JAKARTA, PUNGGAWANEWS – Dua belas tahun. Itulah lamanya Indonesia membiarkan kebun-kebun tebu nasional tanpa peremajaan berarti. Presiden Prabowo Subianto mengungkap fakta mengejutkan itu dalam sebuah forum pertanian, sekaligus mengumumkan gebrakan besar: program peremajaan tebu 100.000 hektar per tahun di bawah komando Menteri Pertanian Andi Amran Sulaiman.

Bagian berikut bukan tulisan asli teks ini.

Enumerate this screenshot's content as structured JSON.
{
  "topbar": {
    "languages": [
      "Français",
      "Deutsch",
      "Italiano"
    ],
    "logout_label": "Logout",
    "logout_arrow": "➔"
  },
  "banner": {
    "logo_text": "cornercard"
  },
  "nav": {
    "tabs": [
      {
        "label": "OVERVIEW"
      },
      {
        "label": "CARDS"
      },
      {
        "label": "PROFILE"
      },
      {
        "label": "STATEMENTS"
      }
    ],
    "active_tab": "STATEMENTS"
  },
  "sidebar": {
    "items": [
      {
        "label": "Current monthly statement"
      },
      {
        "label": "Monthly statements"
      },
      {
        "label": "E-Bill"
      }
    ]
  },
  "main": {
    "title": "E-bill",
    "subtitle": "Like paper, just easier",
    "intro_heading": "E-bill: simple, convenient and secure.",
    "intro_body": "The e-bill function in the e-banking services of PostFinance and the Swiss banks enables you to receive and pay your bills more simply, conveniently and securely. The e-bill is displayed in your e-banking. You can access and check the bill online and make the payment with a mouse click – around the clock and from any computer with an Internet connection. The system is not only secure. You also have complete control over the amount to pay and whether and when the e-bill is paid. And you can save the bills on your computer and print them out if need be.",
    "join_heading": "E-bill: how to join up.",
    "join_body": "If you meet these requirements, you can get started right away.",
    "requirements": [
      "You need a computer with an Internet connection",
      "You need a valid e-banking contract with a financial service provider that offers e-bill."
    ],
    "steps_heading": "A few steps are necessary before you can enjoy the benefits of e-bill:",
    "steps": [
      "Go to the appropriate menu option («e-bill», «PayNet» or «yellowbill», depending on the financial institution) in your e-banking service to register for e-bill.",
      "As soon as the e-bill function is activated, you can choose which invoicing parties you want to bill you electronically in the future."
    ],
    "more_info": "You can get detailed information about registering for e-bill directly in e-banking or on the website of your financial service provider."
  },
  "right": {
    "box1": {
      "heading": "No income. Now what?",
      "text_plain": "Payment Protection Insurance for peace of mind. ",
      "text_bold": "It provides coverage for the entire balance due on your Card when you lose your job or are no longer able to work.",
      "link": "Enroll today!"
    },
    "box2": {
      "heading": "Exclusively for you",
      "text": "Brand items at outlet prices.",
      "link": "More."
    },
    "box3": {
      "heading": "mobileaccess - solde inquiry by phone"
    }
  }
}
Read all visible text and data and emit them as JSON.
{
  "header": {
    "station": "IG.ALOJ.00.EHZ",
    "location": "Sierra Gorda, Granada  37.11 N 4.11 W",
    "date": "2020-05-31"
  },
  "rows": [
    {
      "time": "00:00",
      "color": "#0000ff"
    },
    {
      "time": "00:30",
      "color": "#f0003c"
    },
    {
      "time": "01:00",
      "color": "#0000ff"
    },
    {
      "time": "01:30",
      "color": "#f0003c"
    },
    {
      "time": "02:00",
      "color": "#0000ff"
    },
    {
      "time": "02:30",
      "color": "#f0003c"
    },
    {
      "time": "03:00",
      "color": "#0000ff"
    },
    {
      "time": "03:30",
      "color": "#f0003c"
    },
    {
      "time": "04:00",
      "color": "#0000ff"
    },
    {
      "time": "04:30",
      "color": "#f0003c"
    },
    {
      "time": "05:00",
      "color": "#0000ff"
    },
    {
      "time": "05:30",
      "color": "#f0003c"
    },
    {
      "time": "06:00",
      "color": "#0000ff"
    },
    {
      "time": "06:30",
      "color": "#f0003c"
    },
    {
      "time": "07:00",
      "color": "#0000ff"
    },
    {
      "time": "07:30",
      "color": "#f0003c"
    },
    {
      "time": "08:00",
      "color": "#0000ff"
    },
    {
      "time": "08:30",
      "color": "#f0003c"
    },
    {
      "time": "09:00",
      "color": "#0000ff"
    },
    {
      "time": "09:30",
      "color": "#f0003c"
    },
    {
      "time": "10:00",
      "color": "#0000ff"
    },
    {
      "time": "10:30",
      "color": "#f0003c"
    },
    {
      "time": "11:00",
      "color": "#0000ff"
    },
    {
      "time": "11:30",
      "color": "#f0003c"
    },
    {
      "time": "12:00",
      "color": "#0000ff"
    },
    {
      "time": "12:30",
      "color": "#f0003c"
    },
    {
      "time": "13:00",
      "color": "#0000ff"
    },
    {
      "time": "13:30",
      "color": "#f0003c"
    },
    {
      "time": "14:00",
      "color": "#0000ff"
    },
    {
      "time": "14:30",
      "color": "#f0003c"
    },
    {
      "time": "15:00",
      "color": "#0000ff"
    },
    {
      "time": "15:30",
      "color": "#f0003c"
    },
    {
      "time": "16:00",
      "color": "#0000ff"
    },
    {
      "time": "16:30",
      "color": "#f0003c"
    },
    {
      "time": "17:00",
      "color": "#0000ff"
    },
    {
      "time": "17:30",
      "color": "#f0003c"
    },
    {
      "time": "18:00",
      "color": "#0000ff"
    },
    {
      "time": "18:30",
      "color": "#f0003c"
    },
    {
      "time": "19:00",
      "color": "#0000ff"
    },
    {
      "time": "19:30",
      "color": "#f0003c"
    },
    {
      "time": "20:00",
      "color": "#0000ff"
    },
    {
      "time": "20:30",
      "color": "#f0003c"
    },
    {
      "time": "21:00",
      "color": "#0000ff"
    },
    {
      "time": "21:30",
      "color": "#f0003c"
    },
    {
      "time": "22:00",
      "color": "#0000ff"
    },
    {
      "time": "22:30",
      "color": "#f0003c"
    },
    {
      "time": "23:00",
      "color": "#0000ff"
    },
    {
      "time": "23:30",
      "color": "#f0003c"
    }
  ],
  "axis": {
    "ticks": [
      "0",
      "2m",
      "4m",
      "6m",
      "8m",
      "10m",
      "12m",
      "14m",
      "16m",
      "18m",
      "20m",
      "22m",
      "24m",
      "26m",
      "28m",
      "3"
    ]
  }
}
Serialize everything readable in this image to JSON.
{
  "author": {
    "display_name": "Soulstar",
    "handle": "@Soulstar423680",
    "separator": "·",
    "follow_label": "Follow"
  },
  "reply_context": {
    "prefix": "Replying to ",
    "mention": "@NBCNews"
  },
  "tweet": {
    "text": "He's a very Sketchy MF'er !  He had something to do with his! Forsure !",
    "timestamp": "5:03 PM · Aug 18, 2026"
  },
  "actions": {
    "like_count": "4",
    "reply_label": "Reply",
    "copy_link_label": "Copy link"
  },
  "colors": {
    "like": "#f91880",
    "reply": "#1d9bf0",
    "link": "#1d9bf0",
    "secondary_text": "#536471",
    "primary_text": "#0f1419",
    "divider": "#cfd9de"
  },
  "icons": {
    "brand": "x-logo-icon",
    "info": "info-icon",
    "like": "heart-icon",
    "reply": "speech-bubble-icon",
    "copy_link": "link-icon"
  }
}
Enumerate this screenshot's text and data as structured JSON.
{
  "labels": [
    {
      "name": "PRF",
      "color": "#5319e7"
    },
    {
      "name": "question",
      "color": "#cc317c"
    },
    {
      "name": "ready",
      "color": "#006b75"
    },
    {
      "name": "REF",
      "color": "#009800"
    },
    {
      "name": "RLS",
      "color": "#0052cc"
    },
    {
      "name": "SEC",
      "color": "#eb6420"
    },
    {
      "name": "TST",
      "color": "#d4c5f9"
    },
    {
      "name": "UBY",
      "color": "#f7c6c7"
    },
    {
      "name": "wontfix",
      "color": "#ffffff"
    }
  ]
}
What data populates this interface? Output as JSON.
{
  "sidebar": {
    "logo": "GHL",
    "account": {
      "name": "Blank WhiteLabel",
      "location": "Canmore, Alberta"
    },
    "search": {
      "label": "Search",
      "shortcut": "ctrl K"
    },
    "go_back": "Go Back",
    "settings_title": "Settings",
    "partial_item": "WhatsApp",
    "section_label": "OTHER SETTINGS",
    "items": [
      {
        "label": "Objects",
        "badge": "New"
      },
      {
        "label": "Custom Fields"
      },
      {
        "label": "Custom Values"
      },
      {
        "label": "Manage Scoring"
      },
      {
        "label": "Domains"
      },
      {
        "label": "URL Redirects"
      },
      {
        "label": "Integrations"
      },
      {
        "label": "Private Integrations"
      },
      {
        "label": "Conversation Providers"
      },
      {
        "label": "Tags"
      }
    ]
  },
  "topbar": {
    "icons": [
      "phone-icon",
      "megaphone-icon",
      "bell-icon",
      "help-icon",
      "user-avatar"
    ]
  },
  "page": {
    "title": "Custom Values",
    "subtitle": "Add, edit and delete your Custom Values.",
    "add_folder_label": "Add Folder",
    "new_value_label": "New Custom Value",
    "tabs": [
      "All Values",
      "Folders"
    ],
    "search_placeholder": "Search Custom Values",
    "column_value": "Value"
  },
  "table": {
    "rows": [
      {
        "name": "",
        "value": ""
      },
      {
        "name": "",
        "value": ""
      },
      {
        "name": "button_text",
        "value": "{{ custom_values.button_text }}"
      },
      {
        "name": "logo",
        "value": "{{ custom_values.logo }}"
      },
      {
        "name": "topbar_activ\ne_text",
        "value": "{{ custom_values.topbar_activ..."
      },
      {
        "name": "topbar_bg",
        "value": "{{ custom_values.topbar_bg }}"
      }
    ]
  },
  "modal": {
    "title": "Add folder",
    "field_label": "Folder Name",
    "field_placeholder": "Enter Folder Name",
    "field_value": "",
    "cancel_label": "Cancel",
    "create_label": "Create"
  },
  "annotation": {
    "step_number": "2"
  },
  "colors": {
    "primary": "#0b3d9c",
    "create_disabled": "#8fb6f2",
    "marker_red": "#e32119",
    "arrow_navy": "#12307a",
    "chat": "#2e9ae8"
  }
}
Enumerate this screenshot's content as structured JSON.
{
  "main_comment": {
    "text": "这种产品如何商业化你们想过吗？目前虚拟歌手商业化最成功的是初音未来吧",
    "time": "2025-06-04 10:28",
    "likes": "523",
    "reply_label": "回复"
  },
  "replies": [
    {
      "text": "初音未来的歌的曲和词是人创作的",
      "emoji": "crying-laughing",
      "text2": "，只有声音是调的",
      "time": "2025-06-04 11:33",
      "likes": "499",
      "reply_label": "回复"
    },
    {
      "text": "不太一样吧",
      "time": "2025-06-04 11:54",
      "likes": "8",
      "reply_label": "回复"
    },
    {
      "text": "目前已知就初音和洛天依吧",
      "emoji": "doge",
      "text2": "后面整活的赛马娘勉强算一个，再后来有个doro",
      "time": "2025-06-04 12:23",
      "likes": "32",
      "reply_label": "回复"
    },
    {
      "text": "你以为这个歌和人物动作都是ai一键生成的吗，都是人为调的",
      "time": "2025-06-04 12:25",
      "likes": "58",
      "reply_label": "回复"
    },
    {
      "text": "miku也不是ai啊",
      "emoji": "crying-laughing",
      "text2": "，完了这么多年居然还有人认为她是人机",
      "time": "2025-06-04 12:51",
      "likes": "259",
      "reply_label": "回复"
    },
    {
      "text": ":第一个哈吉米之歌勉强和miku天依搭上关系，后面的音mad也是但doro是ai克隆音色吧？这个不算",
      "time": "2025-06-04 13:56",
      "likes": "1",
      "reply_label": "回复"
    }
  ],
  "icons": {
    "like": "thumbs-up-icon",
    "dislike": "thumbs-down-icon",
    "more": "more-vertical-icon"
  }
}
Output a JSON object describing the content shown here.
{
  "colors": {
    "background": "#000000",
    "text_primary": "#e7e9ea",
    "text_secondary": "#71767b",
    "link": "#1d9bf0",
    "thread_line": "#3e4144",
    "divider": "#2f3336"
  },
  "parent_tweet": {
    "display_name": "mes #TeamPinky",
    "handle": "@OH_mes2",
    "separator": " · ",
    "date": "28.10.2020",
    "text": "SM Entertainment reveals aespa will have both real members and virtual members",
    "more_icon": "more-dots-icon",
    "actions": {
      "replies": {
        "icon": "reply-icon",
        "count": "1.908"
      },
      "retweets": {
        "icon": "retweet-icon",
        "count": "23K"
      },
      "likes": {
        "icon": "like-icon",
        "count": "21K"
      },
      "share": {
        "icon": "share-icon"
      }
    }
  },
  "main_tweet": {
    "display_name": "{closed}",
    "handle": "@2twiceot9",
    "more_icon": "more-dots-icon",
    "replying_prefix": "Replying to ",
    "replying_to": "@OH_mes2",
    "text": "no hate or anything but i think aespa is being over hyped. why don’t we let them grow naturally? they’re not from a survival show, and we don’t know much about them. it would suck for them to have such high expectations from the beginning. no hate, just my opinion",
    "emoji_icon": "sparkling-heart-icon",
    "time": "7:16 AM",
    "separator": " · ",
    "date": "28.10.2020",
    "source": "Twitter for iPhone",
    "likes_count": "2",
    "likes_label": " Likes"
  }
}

Prabowo tidak menyembunyikan kegeramannya. Selama lebih dari satu dekade, sektor gula nasional berjalan tanpa pembaruan tanaman secara sistematis—sebuah kelalaian yang ia sebut sebagai akar dari ketergantungan Indonesia pada impor gula yang berlarut-larut.

“Tadi Menteri Pertanian menyampaikan kepada saya bahwa sudah 12 tahun tidak ada peremajaan tebu,” kata Prabowo dalam forum tersebut, dengan nada yang lebih menyerupai teguran ketimbang laporan.

Amran, yang dikenal sebagai menteri pertanian yang berani dan tegas, langsung merespons dengan target ambisius. Ia menjanjikan program 100.000 hektar per tahun akan rampung dalam empat tahun. Namun ketika Prabowo mendesaknya, Amran justru menaikkan taruhan: dua tahun.

Prabowo tertawa, tapi keseriusannya jelas. “Bagus, tapi jangan sampai masuk rumah sakit,” ujarnya. Ia kemudian menyematkan kalimat yang terasa seperti peneguhan moral: “Negara dan bangsa masih butuh kau.”